The government did not quite achieve the Brexit breakthrough it was seeking on Friday, when there was hope that a fast-tracked trade agreement with Japan might be reached. But it seems likely that a deal, essentially replicating one signed by the EU and Japan last year, will be done by the end of the month. Some kind of morale booster for Britain’s battered and bruised businesses would certainly be welcome.
As the clock runs down to the end of the transition period on 31 December, ministers are no longer bothering to offer the false hope of a relatively frictionless trade agreement with the EU. Even a Canada-style free trade deal will mean a vast infrastructure of compliance and checks: permits for lorry drivers to enter Kent, huge customs clearance centres and tracking apps are all in the mix. The government estimates that, from 2021, there will be over 400m extra customs checks a year on goods going to and from the EU.
As the Labour leader, Sir Keir Starmer, has acknowledged, re-litigating Brexit is a pointless exercise. But given the immediate context, the folly of not extending the transition period becomes more apparent with each passing week. The country is heading deep into recession and a possible winter resurgence of Covid-19. The explosion of new bureaucracy and red tape will compound the misery for businesses and add to their costs. From the pharmaceutical industry to the freight trade, alarm bells are now ringing loudly in companies being tested beyond their limits. The government’s continuing insouciance is breathtaking.
Last week, the Department of Health airily advised medical suppliers to stockpile six weeks’ worth of drugs to cope with possible disruption at the end of the transition period. The effects of the pandemic on existing stocks and global supply chains make this a near-impossible task. The imposition of new customs and border controls will further destabilise supply chains. About 70% of prescription medicines in the UK come to Britain via the EU. The December departure date coincides with what is generally the busiest time of year for the pharmaceutical industry, even in a normal year. This year, the spectre of a flu outbreak combined with a Covid-19 surge looms. The deputy chair of the British Medical Association has described the situation as “incredibly concerning”.
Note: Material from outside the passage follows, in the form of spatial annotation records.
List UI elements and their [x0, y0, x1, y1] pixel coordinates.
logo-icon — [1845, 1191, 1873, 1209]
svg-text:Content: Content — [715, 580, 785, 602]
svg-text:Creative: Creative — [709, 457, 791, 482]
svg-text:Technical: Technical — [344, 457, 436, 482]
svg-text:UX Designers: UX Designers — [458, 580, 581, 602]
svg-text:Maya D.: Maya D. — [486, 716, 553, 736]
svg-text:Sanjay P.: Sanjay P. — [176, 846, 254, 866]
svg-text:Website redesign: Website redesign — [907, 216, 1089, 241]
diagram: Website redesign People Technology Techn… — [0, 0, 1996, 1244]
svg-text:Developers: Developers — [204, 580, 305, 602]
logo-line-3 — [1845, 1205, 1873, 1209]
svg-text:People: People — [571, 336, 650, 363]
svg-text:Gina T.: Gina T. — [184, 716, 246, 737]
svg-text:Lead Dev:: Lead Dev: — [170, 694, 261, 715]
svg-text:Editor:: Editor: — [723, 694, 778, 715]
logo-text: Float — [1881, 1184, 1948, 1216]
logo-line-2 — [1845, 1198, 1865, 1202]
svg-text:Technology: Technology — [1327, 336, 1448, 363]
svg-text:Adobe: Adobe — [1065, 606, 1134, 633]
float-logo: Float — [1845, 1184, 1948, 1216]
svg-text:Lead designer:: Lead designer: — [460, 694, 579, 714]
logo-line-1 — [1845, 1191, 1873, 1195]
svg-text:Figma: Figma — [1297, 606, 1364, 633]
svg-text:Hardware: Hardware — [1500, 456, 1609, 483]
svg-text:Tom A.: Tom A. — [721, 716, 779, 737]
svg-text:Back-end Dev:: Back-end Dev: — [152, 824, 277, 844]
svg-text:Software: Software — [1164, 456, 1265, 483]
The government’s new border operating plans, unveiled last month by Michael Gove, were criticised by freight operators for lacking detail and relying on as-yet untested technology. Much will depend on the successful functioning of “track and trace” style technology to obviate the need for long queues and checks at borders. The “smart freight” system is not expected to be ready for testing before November, ahead of a January launch. The failure of the contact-tracing app tested on the Isle of Wight does not inspire confidence.
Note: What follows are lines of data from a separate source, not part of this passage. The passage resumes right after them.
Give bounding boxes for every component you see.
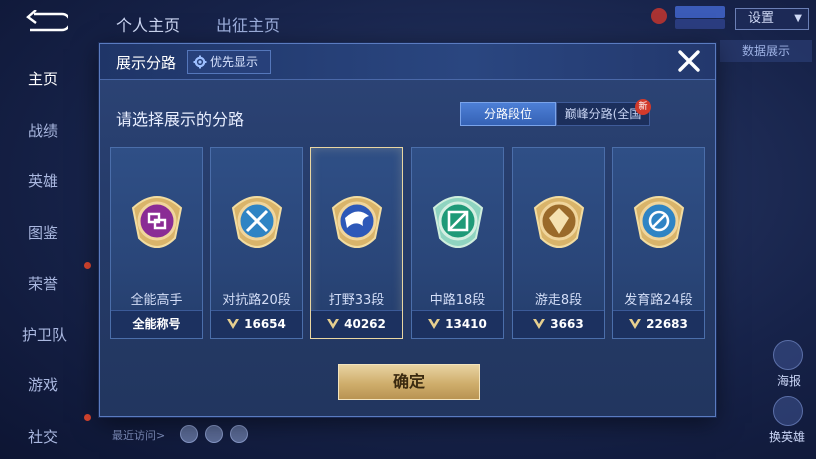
sidebar-item-heroes[interactable]: 英雄 [28,170,58,191]
sidebar-item-records[interactable]: 战绩 [28,120,58,141]
status-badge-secondary [675,19,725,29]
back-arrow-icon[interactable] [22,10,68,34]
poster-label: 海报 [777,374,802,388]
lane-role-label: 全能高手 [130,293,183,308]
sidebar-item-guard-team[interactable]: 护卫队 [22,324,67,345]
farm-lane-emblem-icon [633,196,685,248]
lane-role-label: 对抗路20段 [222,293,291,308]
sidebar-item-home[interactable]: 主页 [28,68,58,89]
sidebar-item-social[interactable]: 社交 [28,426,58,447]
settings-label: 设置 [748,11,775,26]
lane-role-label: 发育路24段 [624,293,693,308]
settings-dropdown[interactable]: 设置 ▼ [735,8,809,30]
sidebar-item-codex[interactable]: 图鉴 [28,222,58,243]
recent-avatar[interactable] [205,425,223,443]
change-hero-icon[interactable] [773,396,803,426]
dialog-title: 展示分路 [116,54,177,72]
lane-score: 16654 [211,310,302,338]
sidebar-item-honor[interactable]: 荣誉 [28,273,58,294]
lane-score: 3663 [513,310,604,338]
all-round-emblem-icon [131,196,183,248]
lane-score: 22683 [613,310,704,338]
lane-role-label: 游走8段 [534,293,583,308]
lane-card-all-round[interactable]: 全能高手 全能称号 [110,147,203,339]
sidebar-item-games[interactable]: 游戏 [28,374,58,395]
lane-role-label: 中路18段 [429,293,486,308]
close-icon[interactable] [676,48,702,74]
priority-display-button[interactable]: 优先显示 [187,50,271,74]
top-bar: 个人主页 出征主页 设置 ▼ 数据展示 [0,0,816,62]
lane-score: 40262 [311,310,402,338]
lane-title-value: 全能称号 [111,310,202,338]
lane-display-dialog: 展示分路 优先显示 请选择展示的分路 分路段位 巅峰分路(全国 新 全能高手 全… [99,43,716,417]
confirm-button[interactable]: 确定 [338,364,480,400]
change-hero-label: 换英雄 [769,430,806,444]
new-badge: 新 [635,99,651,115]
poster-icon[interactable] [773,340,803,370]
status-badge [675,6,725,18]
lane-card-jungle[interactable]: 打野33段 40262 [310,147,403,339]
gear-icon [193,55,207,69]
mid-lane-emblem-icon [432,196,484,248]
lane-card-clash[interactable]: 对抗路20段 16654 [210,147,303,339]
recent-avatar[interactable] [180,425,198,443]
lane-card-mid[interactable]: 中路18段 13410 [411,147,504,339]
score-icon [227,319,240,329]
tab-battle[interactable]: 出征主页 [216,12,280,36]
chevron-down-icon: ▼ [794,13,802,24]
tab-peak-lane-label: 巅峰分路(全国 [564,107,642,121]
lane-role-label: 打野33段 [328,293,385,308]
recent-visits-link[interactable]: 最近访问> [112,427,165,443]
tab-peak-lane[interactable]: 巅峰分路(全国 新 [556,99,651,126]
tab-profile[interactable]: 个人主页 [116,12,180,36]
tab-lane-rank[interactable]: 分路段位 [460,102,556,126]
score-icon [533,319,546,329]
data-display-button[interactable]: 数据展示 [720,40,812,62]
dialog-header: 展示分路 优先显示 [100,44,715,80]
roam-emblem-icon [533,196,585,248]
clash-lane-emblem-icon [231,196,283,248]
jungle-emblem-icon [331,196,383,248]
notification-dot [84,414,91,421]
notification-dot [84,262,91,269]
score-icon [327,319,340,329]
score-icon [428,319,441,329]
avatar [651,8,667,24]
lane-card-roam[interactable]: 游走8段 3663 [512,147,605,339]
lane-score: 13410 [412,310,503,338]
score-icon [629,319,642,329]
priority-display-label: 优先显示 [210,55,259,69]
dialog-subtitle: 请选择展示的分路 [116,110,245,129]
lane-card-farm[interactable]: 发育路24段 22683 [612,147,705,339]
recent-avatar[interactable] [230,425,248,443]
The prospect of fines for drivers who are not “border-ready” when entering Kent suggests that ministers will not hesitate to blame businesses when things start to go wrong. Given the pressures that employers and employees alike have been under since March, this would be wholly unfair.
As one senior figure in the pharmaceutical industry put it recently, there is a desperate need for “a bit of breathing space” as companies face an unprecedented set of variables and unknowns. But even at a time of national crisis, the theological demands of Brexit continue to trump all practical considerations. It is an irresponsible and reckless way to govern a country.